Helicopter Parenting - 1M abductions a year?
Christian and I are both parents; he of grown children and mine still in middle school. As parents we know that managing risk is a big part of raising kids. When they are little, they don't know any better. When they are teenagers, they test.
I once told my young son to not touch our barbecue grill, and he walked right up to the grill and touched it. This was not willful, more in the vein of experimentation: he pointed his index finger and slowly got close to it and touched it. Not slowly enough; Dad was grilling steaks and a Chicago-built Weber gets to 600 degrees F. His finger immediately blistered and he pulled it away in tears.
I felt terrible as a parent; I didn't catch him quite in time and obviously I don't want my kid to have a burnt hand or scars. One outcome, though, was unexpected: he now has a healthy respect for both hot things on the stove and Dad's safety warnings.

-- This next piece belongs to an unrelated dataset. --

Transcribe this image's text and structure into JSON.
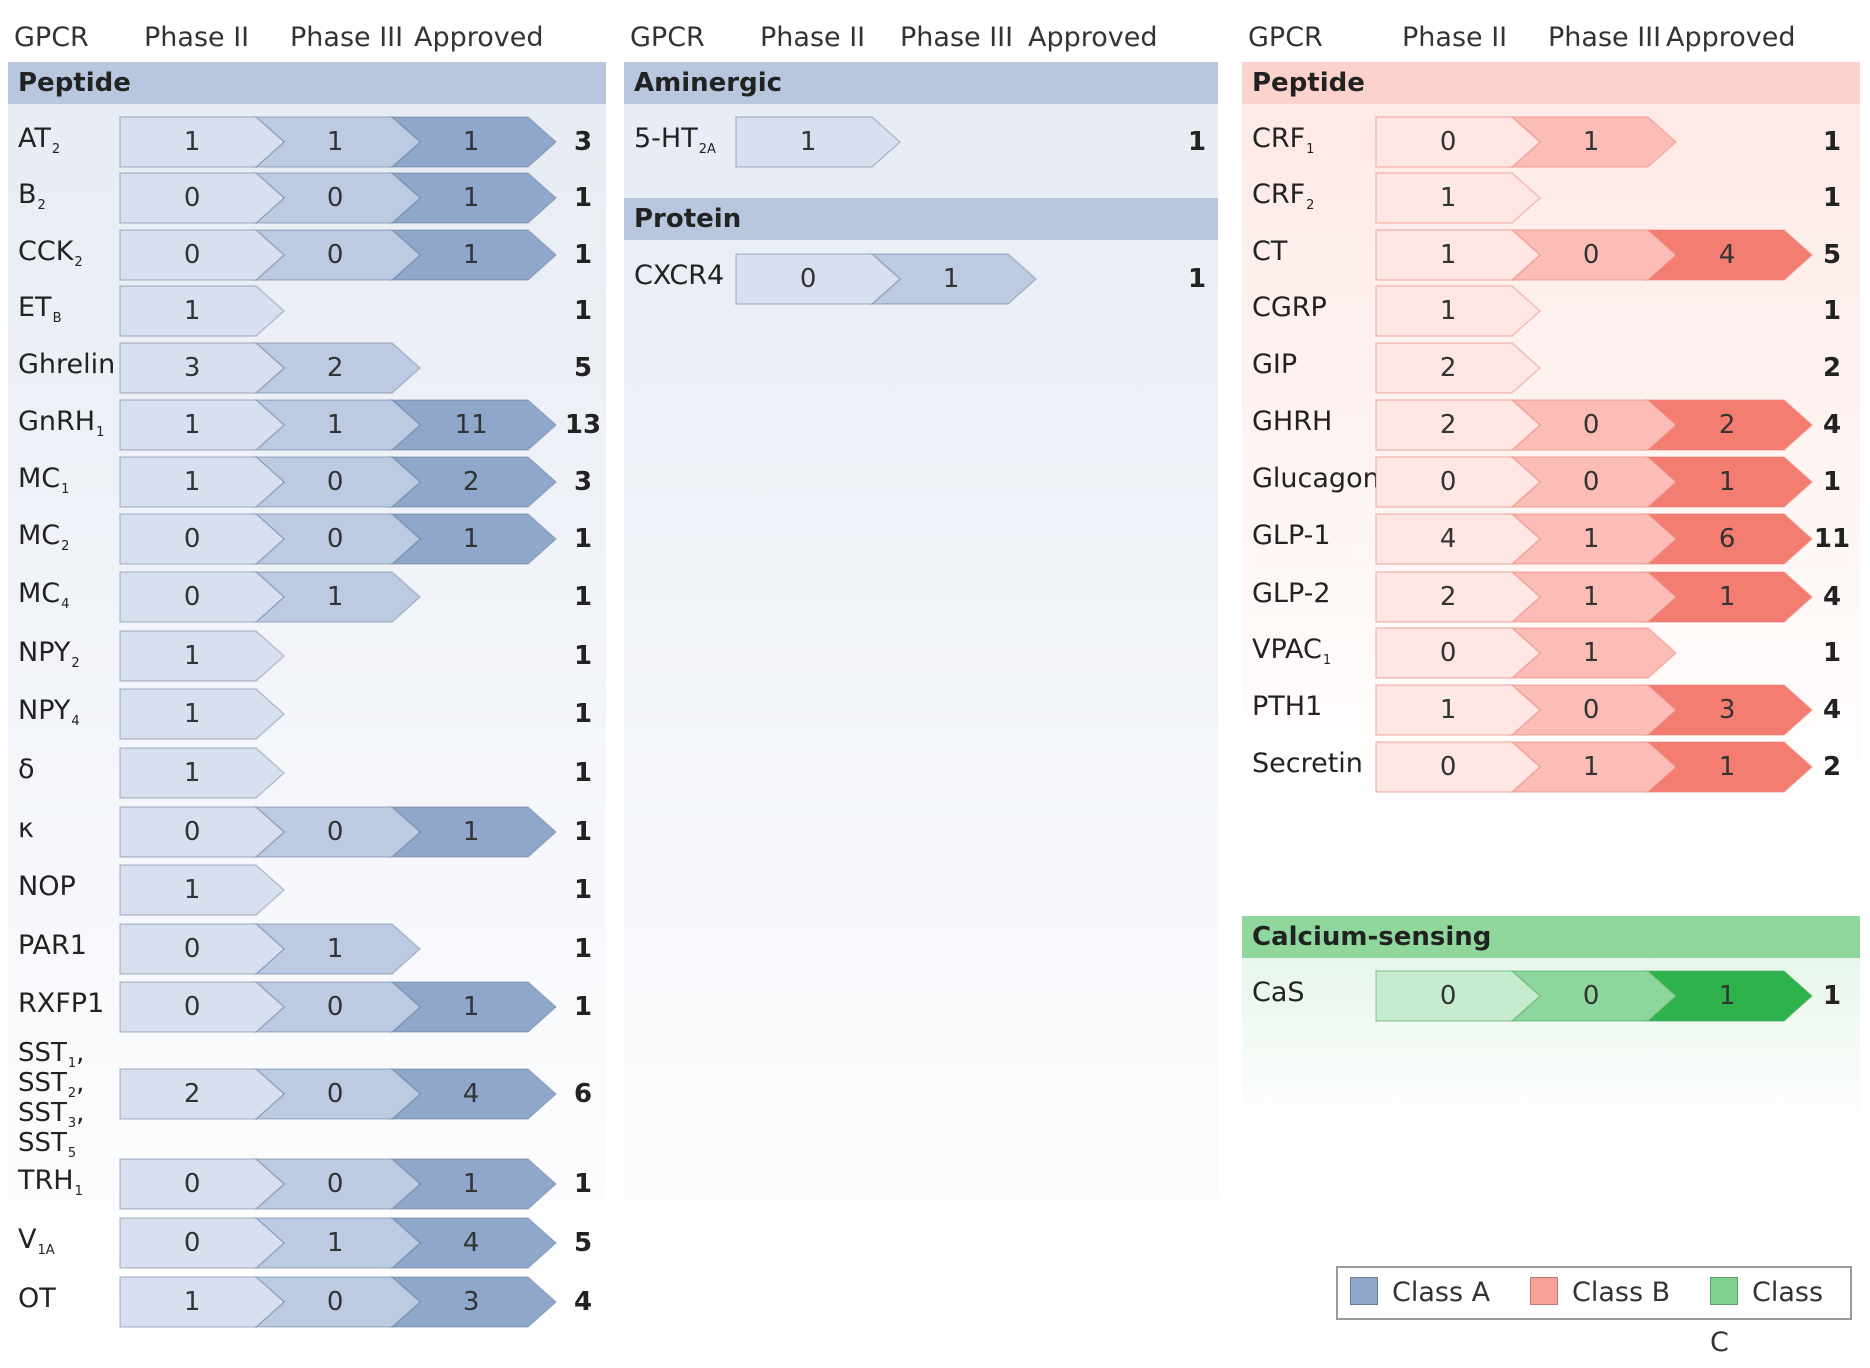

Parents these days, particularly in America, seem hell-bent on removing all risk from their childrens' lives. Parents want to wrap their children in safety and guide their every step. There are reports of parents even coming in to their children's job interviews post college (see the excellent book by Stanford dean of freshmen Julie Lythcott-Haims). Any deviation from the golden path is perceived as a disaster.
Small wonder that grade improvement and anxiety reduction are now large motivators of collegiate drug abuse. 79% of college students taking stimulants report grade improvement as a driver.
Parents fear a lot of risks in the world, and on balance they seem worthy of fear. Take child kidnapping as an example. It is a prevalent fear if you read the papers. Hollywood even made a hit movie out of it. But are those fears really justified?
Take this article by Parents magazine on abduction. Lots of scary boldface! Every 40 seconds a child gets abducted in the United States! Well, doing the math, that's 788,400 kids a year. I think we'd notice if a million American kids went missing. So a less sensational fact – a child is reported missing every 40 seconds – is inflated into unreasonable risk data. Then we see that 1 in 10000 children reported to the police is ultimately a murder victim. So, 79 kids are murdered a year in the US. Obviously terrible news. But, as something to be fearful of in a country of 330 million people?
Also mentioned: your child's kidnapper is likely to be a family member or someone you know already. The already-low risk of a stranger abduction is even lower than the statistics you may recall on child abduction. Meanwhile 24 kids a year drown in five-gallon buckets in the US. Roughly 3000 are accidental drowning victims in swimming pools or unsupervised swimming. But those numbers do not generate the clickthrough online that abduction will.
Why is that? Probably for the same reason many people fear flying when driving is much, much more likely to kill you. People assess the unknown at higher risk than the known. They then look to engineer risk out of their lives and their families. A question one might ask: what will be the outcome of those patterns for development, and for society?
One parenting book that made a deep impression on my wife and I is Parenting with Love and Logic, which takes a much more proactive view of child-raising and risk, though they do not look at this in terms of risk assessment. The general idea is that you allow your children to make decisions appropriate to their age, and – important – to face the consequences of their decisions. Small child, small decisions: should you wear your coat outside? If it's too cold, well, darn, I'll remind you next time we go out and you can remember to wear it. Charge interest and penalties when they are pre-teen and default on a loan from the Bank of Mom and Dad. The angst is far better than your child's car being repossessed when they are 25.
Risk management is something we teach our children, many times without knowing it. And it is a discipline that needs lessons, nurturing, and development every bit as much as strength, intellect, and empathy.
We've seen some improvement on this in American education, with more recent emphasis on resilience and grit as responses to risk. Culturally though we may not be quite there, in part due to polarization into "no risk" and "all risk" camps that align with American politics. We hope to explore that more in future posts.